Witness the incredible cast of characters he meets along the way from heavy metal god Ronnie James Dio to first-time filmmakers Quentin Tarantino and Roger Avary. Learn how breaking bread with genre icons Tobe Hooper, John Carpenter and Guillermo Del Toro leads to a major cable series and watch as he and zombie king George A. Romero together take over an unprepared national network television show with their tales of blood and horror.
This memoir fits an entire film school education into a single book. It’s loaded with behind-the-scenes stories: like setting his face on fire during the making of Phantasm, hearing Bruce Campbell’s most important question before agreeing to star in Bubba Ho-tep, and crafting a horror thriller into a franchise phenomenon spanning four decades.

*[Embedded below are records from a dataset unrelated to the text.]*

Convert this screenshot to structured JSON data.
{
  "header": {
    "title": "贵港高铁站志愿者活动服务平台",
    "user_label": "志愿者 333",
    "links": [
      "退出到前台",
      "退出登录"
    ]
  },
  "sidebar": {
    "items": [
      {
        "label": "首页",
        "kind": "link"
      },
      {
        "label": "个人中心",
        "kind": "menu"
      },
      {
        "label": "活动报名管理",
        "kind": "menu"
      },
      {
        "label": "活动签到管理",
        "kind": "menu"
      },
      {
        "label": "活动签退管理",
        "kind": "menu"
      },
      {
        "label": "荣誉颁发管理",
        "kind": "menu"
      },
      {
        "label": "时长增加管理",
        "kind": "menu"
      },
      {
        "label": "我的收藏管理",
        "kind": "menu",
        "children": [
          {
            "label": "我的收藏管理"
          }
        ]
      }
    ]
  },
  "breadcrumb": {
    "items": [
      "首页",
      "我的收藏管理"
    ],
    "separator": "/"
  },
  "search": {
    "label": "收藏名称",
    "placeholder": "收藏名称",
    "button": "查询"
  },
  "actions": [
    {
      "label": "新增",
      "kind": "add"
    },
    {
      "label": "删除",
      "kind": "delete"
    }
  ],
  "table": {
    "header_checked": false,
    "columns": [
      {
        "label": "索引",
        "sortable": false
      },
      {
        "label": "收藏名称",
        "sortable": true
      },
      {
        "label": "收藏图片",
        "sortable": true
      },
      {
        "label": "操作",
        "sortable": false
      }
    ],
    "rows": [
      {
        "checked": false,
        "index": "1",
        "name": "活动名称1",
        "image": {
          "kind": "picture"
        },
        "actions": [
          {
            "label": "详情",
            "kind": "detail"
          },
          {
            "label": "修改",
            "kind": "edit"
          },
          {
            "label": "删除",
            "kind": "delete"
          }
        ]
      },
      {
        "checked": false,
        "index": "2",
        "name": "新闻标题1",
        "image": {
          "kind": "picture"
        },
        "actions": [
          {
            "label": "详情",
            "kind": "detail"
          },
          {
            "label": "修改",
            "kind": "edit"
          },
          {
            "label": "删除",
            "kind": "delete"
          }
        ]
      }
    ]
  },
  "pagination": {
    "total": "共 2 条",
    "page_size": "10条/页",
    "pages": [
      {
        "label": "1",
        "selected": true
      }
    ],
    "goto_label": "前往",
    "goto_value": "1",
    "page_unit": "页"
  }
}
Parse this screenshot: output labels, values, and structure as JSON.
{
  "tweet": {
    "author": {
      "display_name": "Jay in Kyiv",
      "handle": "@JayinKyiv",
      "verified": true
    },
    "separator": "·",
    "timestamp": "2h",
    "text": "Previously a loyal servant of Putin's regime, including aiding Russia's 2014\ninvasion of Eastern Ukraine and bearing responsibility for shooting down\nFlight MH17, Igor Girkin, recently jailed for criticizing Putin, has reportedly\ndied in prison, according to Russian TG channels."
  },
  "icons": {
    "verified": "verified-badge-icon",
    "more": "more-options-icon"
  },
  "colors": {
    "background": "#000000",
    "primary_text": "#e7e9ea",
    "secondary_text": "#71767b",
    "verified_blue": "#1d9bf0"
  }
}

Find out how Coscarelli managed to retain creative and financial control of his artistic works in an industry ruled by power-hungry predators, and all without going insane or bankrupt.
True Indie will prove indispensable for fans of Coscarelli’s movies, aspiring filmmakers, and anyone who loves a story of an underdog who prevails while not betraying what he believes.
PUBLISHERS WEEKLY
This autobiography from filmmaker Coscarelli, director of such cult classics as The Beastmaster and Bubba Ho-Tep, reflects its author perfectly: it's an engaging, eager-to-please piece of work. Most of the book is dedicated to production histories of Coscarelli's films, shown here as family affairs; his dad provided financing for his 1976 debut, Story of a Teenager, and his mom pulled triple duty on Phantasm, his 1979 breakout hit, by cooking for the cast, sewing costumes, and doing makeup. Coscarelli proves a natural storyteller on the page as well as the screen, and it's evident that the stories he shares have been told and retold over many years. He takes special delight in describing, at length, the creation of "the ball," a chrome sphere that menaces the heroes of Phantasm and its four sequels, as well as the finer points of the 1971 Plymouth 'Cuda driven throughout the series. The book loses a little steam near the end, with less attention paid to the final Phantasm film, though, in fairness, Coscarelli ceded its direction to other hands. His conversational prose style is straightforward and unadorned, but it readily communicates the director's signature trait his enthusiasm, which is as charming as it is infectious.